Bölüm parçası: Hasan Özsüt / Sevgi Bağları ( Tavsiye eden arkadaşımıza çok teşekkür ederim. Ben bölüm ile uyumunu çok sevdim. Dilerim siz de seversiniz. 🖤🖤)

20 EKİM 🍂🍂🍂

' Şimdi ölümden kaçar bu adam... Dudaklarından döktüğün müjdeyi siper eder belaya... 'Dur!' der öfkesine! 'Şahlanma hemen... Senin artık bir değil iki canın var.' Benim artık iki canım var... Uğrunda canımdan geçeceğim iki küçük mucizem... Biri kalbime ait... Diğeri taşıdığım cana... Ela'm... Bana umudumu verdin desem, sıkıca sarsam bedenini kızgınlığın geçer mi? Gözlerimi acıtan yaşları özgür bıraksam... Utanmadan yanında ağlasam kırgınlığın geçer mi? Acizim... varlığınla ruhumu kucakladığın gibi kucaklar mısın bedenimi? Lâl oldu dilim Ela'm... Ama kalbim kalbine dokunmak için çırpınıyor göğsümde... '

" Doğru mu duydum?"

Koca adamın bakışları  küçük bir çocuğun bakışlarından farksızdı, tıpkı heybetli bedeninin duyduğu cümlelerle küçülmesi gibi. Bir çocuk gibi masum ve saftı bakışları. Kaşları ömrü hayatında ilk kez böylesine şaşkınlıkla  havalanmış, yüreği ay misali tutulmuştu. Kadını bir an önce onaylasın istiyordu onu çünkü kalbi heyecandan  infilak etmek üzereydi.

" Evet. Hamileyim..."

Az öncekinin aksine genç kadının sesi güçsüz ve umutsuz çıkmıştı. Çünkü akşam gözlüsünün donuk  bakışları yüzünde gezinmeyi bırakıp karnına yönelmişti. Sevinci görememişti adamın gözlerinde ama bilmiyordu ki adamın yüreğinde bayram havası esiyordu. Kalbi kalbine sarılmak için her şeyden vazgeçmeye razıydı.

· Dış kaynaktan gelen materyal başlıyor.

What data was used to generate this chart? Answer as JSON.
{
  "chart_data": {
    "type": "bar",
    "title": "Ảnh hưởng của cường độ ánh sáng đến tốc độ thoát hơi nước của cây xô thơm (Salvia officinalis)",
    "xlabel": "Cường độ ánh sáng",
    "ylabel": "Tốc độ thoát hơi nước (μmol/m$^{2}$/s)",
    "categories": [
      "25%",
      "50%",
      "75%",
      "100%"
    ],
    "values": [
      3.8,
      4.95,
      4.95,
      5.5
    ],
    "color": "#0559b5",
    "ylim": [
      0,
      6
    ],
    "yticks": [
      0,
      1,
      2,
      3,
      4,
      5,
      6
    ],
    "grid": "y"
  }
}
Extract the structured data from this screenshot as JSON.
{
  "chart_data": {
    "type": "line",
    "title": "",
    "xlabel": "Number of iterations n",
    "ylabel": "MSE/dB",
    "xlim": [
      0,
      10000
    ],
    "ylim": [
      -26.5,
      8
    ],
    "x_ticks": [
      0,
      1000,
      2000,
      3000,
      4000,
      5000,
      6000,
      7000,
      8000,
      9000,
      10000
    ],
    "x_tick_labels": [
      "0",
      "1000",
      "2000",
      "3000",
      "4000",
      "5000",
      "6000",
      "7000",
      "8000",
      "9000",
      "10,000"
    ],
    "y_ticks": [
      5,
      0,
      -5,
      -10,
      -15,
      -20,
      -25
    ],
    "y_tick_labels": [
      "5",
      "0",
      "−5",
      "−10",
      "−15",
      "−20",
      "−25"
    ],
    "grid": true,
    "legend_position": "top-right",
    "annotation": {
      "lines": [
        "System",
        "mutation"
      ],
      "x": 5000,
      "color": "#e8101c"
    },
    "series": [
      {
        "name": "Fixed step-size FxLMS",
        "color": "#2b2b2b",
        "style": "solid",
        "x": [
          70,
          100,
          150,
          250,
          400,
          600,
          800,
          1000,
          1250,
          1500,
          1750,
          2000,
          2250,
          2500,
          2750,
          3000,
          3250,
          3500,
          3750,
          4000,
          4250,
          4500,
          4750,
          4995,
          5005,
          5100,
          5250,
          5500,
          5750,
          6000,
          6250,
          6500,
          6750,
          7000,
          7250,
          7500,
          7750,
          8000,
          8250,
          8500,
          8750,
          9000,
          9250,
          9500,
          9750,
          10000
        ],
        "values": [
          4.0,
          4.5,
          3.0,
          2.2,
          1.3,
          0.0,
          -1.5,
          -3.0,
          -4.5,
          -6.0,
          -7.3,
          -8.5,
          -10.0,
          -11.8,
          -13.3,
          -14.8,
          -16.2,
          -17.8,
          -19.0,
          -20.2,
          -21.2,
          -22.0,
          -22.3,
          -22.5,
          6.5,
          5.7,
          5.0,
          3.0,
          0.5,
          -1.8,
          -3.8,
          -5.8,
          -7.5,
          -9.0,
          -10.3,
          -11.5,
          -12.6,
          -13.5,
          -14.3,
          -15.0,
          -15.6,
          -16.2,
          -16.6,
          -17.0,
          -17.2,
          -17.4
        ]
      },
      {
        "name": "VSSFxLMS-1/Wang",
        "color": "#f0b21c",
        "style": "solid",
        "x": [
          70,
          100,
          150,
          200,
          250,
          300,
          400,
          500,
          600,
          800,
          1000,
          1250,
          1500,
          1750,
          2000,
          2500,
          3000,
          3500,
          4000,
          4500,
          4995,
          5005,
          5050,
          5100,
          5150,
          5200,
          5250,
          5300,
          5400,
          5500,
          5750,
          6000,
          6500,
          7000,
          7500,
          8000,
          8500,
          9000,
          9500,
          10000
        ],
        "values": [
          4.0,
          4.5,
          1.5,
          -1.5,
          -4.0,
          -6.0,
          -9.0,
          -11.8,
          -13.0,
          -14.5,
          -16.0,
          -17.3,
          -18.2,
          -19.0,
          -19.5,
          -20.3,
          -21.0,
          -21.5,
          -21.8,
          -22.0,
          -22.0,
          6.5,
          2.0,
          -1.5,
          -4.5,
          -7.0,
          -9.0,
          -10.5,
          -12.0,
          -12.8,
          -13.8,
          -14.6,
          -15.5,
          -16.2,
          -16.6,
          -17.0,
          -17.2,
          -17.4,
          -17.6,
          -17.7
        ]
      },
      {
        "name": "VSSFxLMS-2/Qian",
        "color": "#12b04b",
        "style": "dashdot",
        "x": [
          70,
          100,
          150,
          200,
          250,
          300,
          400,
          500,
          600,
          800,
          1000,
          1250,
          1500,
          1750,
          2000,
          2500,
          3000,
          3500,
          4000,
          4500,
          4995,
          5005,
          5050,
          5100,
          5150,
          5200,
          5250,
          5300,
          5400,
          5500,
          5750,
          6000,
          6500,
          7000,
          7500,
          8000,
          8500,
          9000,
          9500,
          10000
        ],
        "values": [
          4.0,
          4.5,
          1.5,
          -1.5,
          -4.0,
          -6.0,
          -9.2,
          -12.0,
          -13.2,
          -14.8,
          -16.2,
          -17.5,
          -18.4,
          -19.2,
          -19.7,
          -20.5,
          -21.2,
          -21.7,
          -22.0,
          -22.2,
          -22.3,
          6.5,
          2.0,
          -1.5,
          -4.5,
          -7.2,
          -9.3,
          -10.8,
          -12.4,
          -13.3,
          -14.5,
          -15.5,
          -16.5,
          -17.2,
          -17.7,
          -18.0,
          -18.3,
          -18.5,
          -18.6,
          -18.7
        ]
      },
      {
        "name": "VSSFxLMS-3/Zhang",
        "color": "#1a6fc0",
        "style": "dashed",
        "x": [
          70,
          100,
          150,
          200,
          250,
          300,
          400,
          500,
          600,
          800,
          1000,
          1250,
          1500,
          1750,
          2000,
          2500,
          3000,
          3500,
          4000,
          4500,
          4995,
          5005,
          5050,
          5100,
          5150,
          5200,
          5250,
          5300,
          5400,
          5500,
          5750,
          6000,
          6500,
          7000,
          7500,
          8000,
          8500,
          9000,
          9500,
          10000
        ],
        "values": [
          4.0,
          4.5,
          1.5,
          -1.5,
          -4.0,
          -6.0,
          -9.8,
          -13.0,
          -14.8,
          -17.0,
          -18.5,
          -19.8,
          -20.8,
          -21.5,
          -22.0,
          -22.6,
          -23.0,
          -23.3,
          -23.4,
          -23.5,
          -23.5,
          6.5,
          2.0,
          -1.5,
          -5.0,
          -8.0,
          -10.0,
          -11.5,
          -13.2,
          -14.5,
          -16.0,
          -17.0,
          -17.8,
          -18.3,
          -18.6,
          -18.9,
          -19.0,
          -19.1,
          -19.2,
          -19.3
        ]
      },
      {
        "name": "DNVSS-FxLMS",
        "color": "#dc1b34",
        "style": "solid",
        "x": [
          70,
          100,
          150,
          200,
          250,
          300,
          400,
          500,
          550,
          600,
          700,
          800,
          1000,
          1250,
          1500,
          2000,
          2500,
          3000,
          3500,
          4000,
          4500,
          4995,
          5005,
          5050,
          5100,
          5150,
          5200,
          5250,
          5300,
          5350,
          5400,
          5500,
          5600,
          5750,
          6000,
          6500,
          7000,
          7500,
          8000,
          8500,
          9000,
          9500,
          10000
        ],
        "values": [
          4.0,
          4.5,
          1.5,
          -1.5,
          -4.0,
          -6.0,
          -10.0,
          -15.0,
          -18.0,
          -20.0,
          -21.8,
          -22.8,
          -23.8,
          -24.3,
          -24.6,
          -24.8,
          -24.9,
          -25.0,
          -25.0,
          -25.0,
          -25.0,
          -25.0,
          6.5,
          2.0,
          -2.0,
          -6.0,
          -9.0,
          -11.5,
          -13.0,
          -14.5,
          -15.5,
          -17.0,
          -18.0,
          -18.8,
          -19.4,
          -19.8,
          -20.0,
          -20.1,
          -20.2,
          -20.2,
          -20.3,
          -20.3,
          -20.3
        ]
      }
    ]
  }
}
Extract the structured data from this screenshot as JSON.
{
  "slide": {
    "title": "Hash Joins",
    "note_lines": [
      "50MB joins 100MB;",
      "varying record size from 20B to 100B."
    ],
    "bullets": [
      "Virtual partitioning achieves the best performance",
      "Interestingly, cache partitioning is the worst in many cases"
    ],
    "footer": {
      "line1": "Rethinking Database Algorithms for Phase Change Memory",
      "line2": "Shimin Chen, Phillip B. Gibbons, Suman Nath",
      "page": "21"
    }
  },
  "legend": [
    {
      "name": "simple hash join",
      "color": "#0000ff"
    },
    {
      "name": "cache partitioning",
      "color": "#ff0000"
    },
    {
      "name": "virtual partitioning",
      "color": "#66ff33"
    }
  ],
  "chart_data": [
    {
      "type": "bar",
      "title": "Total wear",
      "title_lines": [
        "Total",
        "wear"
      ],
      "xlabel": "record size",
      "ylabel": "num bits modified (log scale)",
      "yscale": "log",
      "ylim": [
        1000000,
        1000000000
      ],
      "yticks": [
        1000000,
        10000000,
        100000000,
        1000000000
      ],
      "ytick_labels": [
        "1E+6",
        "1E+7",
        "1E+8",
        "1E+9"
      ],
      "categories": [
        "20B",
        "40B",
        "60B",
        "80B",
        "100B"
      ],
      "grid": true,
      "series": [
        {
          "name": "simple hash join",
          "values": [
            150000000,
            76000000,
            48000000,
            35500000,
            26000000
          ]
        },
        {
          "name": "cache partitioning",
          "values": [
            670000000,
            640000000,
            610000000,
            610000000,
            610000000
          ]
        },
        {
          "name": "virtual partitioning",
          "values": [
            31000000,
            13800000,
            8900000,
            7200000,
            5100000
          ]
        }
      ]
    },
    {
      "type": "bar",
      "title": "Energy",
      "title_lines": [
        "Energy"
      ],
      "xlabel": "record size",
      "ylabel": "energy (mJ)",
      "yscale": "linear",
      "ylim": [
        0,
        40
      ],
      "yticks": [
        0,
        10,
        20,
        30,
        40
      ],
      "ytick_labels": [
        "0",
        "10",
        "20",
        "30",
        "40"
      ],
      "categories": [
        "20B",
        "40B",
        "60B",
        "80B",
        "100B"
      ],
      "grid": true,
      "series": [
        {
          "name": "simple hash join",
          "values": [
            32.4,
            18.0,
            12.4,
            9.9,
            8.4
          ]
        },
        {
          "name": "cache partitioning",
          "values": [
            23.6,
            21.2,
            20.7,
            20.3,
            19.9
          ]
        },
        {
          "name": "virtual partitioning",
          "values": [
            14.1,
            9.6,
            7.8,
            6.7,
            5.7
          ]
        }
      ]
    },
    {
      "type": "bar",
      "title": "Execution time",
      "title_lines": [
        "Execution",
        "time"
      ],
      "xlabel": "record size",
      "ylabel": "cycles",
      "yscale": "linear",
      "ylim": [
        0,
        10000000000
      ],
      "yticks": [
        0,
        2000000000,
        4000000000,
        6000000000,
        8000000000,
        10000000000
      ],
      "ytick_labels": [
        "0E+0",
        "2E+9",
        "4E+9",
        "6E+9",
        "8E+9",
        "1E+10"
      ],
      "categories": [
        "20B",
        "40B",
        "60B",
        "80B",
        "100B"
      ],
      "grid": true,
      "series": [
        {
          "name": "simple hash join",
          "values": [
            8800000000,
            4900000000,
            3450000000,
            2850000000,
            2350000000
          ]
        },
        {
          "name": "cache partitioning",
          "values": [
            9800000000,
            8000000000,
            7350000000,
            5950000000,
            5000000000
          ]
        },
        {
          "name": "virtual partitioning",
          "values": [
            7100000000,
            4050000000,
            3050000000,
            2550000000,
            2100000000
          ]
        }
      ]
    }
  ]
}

Ama yine hayal ettiği gibi olmadı. Verdiği cevabın karşılığında aldığı kocasının  geriye doğru attığı birkaç adım oldu. Erkam, karısının karnına baka baka uzaklaştı ondan. Arkasını dönüp titreyen bacaklarla attığı adımların izlerini zemin değil kadının yüreği ağırladı.

" Se-sevinmedi... İste-medi mi yani? "

Kapının kapanma sesiyle sırtını soğuk duvara yasladı küçük kız çocuğu... Esila ağlamasın diye dudaklarını aralamadı ancak genç kadının ağlamasına içindeki küçük kız çocuğunun hayalkırıklığı ile dolu bakışları yetmişti. Kendisini istememesini anlardı ama bebeğini istememesi... babasıyla arasındaki o tutmayan bağın acısını , tadamadığı sevginin hüznünü bir tokat gibi çarptı yüzüne... Ve bu kez umutsuzluk yüreğini kuşatıp mırıldandı; Bebeğinde senin gibi olacak... Babası onu sevmeyecek...

Odasının kapısını kapattığı an bedeni yere yığıldı adamın. Oturduğu yerden ellerini zemindeki paspasa bastırıp ciğerlerini hızla aldığı nefeslerle doldurdu ve her seferinde şükrederek geri verdi. Kurmaya korktuğu hatta bir ara vazgeçtiği hayali gerçekleşmişti. Kalbinin mucizesi olan kadın ömrüne varlığı ile bir mucize daha eklemişti. Çekip almıştı karanlığı... Yerine ela gözleriyle ışıklandırdığı bir aydınlık bırakmıştı. Onun küçük bedeni şimdi kendinden bir parça mı taşıyordu?